One could say that James and Mary Hill grew up with Saint Paul. They lived in Saint Paul prior to 1858 when statehood was conferred on the Minnesota Territory. Mary noted in her diary on May 21, 1903, “53 years ago today my father, mother, auntie (sister) and I arrived in the little village of Saint Paul, Minnesota. What changes since then! How few of the few who were here then can be found today.”
On May 29,1916, James Hill died. His widow, Mary, was seventy years old and in fragile health. That spring day, Mary lost her husband and friend of over fifty years. In the waning years of America’s Gilded Age, it would have been understood, almost expected, that Mary would spend the rest of her life in quiet, comfortable retirement surrounded by friends and family. However, while relying on her children and close advisors, Mary chose to devote much of her time to philanthropic activities.

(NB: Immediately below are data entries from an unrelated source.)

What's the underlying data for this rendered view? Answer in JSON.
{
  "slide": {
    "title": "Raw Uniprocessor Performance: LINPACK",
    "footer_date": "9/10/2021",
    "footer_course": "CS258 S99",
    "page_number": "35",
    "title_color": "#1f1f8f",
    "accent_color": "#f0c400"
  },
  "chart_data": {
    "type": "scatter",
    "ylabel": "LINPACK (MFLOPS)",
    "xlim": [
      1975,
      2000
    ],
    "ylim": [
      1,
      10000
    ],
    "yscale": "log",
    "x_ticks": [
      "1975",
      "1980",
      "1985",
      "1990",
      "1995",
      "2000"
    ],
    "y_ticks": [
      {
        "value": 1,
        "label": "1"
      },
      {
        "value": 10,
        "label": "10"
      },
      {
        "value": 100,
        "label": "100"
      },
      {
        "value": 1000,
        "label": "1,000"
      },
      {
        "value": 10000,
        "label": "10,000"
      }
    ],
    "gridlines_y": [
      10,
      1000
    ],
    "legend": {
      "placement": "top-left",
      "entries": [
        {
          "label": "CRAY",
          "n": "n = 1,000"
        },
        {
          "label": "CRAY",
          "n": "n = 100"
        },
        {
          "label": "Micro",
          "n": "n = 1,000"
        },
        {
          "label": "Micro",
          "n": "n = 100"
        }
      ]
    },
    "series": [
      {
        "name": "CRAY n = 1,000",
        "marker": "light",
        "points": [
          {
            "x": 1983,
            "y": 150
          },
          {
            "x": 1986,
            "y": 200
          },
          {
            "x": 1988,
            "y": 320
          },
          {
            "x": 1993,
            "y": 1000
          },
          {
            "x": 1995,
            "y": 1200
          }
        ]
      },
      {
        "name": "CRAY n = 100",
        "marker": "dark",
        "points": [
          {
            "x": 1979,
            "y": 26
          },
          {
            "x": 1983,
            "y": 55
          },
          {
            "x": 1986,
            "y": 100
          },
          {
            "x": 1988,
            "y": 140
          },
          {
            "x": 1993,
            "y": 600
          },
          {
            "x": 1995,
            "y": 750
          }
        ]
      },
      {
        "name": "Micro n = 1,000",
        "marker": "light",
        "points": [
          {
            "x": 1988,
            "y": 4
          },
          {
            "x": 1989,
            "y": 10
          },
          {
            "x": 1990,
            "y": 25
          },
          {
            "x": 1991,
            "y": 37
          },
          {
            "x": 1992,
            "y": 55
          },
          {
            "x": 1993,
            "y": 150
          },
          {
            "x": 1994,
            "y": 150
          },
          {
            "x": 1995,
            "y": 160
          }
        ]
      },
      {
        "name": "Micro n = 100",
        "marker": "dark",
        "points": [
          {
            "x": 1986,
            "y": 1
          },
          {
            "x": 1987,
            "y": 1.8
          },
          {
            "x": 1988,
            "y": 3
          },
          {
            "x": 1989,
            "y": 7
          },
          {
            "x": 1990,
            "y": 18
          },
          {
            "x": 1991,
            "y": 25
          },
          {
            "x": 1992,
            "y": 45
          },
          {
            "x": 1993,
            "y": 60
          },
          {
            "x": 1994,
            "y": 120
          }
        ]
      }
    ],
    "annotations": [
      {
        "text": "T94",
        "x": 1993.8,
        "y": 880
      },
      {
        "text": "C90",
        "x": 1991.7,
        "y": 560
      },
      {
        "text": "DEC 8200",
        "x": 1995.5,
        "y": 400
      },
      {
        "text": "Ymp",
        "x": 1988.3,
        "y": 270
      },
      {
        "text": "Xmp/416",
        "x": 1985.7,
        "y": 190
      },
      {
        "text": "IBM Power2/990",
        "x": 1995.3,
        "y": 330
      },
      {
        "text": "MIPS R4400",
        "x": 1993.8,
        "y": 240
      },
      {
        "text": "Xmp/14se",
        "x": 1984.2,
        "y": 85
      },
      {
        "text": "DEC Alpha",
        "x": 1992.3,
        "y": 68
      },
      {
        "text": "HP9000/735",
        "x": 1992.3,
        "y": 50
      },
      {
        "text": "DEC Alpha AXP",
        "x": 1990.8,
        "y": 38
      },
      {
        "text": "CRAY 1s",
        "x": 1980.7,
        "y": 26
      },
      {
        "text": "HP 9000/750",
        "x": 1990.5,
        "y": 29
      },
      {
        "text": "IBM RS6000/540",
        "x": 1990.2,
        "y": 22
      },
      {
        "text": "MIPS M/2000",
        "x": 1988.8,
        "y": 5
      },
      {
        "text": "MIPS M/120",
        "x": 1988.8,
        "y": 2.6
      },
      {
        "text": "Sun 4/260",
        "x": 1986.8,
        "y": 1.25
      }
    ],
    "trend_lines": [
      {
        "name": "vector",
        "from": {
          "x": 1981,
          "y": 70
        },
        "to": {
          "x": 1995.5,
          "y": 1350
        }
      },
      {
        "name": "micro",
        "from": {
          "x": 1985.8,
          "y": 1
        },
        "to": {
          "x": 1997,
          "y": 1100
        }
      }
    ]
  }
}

EVOLUTION OF A PHILANTHROPIST
Neither James nor Mary established philanthropic foundations; all of their charity was self-directed. James Hill gave away millions of dollars. His philanthropy was wide-ranging and concentrated in the area where the Great Northern Railway ran, the northern tier of states from Minnesota to Washington. After her husband’s death, Mary sharply narrowed this scope, focussing on her lifelong charitable giving; organizations concerned with Saint Paul’s Catholic community and World War I relief agencies.
During the years of their marriage, most local Catholic organizations received yearly contributions from the Hills. In the case of Saint Joseph’s Hospital, it was usually $100 per year. Mary’s charity was of a much more personal nature. She visited the infirm and had a network of trusted acquaintances to keep her informed of needy people in the community.
Mary had close associations with both members of the clergy and the religious communities in Saint Paul. She was a member of the first class enrolled at the Sisters of Saint Joseph’s school established in 1851. Mary’s childhood friends, John Ireland and his sister, Ellen became the Archbishop of Saint Paul and the Mother Superior of the Saint Joseph order, respectively.
Mary’s giving may have come from the heart, but she was all business when evaluating need and planning her philanthropy. She had obviously learned a thing or two from her husband. Reviewing the documents associated with her philanthropic activities shows a precise attention to detail and a considerable amount of planning involved. Her individual gifts ranged from $25 to $10,000 and were given to most Catholic charitable organizations in Saint Paul and many parishes in the area. Most of Mary’s larger gifts ($10,000 to $200,000) were in the form of established and residual family trusts.
Saint Joseph’s Hospital was often mentioned in Mary’s diaries; usually when she visits the ill or when she gave them her homemade wine and hand knit garments. However, she also wrote about events at the hospital, “In the evening Charlotte, Mrs. Porter and I went to the Graduating exercises of the St. Joseph Hospital Trained Nurses, a class of eleven. We met there, Count Berrand Monti and his mother Madame Berrand Monti.” (Diary June 20, 1899)
Mary established the Saint Joseph’s Hospital Trust in September 1918 in the amount of $17,500. The trust agreement reads that the income from the investment will be used for the maintenance of a Free Room (hospital designated room 215 on the second floor), known as the Mrs. James J. Hill Free Room. This trust also had an interesting provision, “From time to time the Donor shall have the right to designate what person or persons shall be permitted to occupy said free room…”
In addition to giving money, Mary always gave her time and talents. Two diary entries in the last years of her life, show this clearly; “I sent some of my (homemade) wine to St. Joseph’s and St. Paul’s Hospitals today” and “Gave away my home-made socks today, 210 pairs of our collection…went to St. Joseph’s Hospital, City Hospital, Little Sisters of the Poor, St. Vincent’s Society.” (June 10, 1919, December 23, 1920)
Mary’s Catholic philanthropy totaled more than one million dollars ($13 million in 2015) during the five years following her husband’s death. Many of Mary’s trusts, given “In Her Own Name”, keep on giving to the people and institutions she cherished. And in an earlier diary entry, while writing about sewing that she and her daughters were doing for the poor, Mary provides us with her charitable philosophy, “After all, the greatest satisfaction comes from providing for the needy.” (December 19, 1900)
Mary’s daughters carried on their mother’s philanthropic relationship with Saint Joseph’s Hospital. From financial records held at the hospital, it seems at least three of her daughters, Rachel Hill Boeckmann, Clara Hill Lindley, and Gertrude Hill Gavin left significant bequests to Saint Joseph’s. Rachel’s gift was directed to the “Free Bed Fund”, previously endowed by her mother.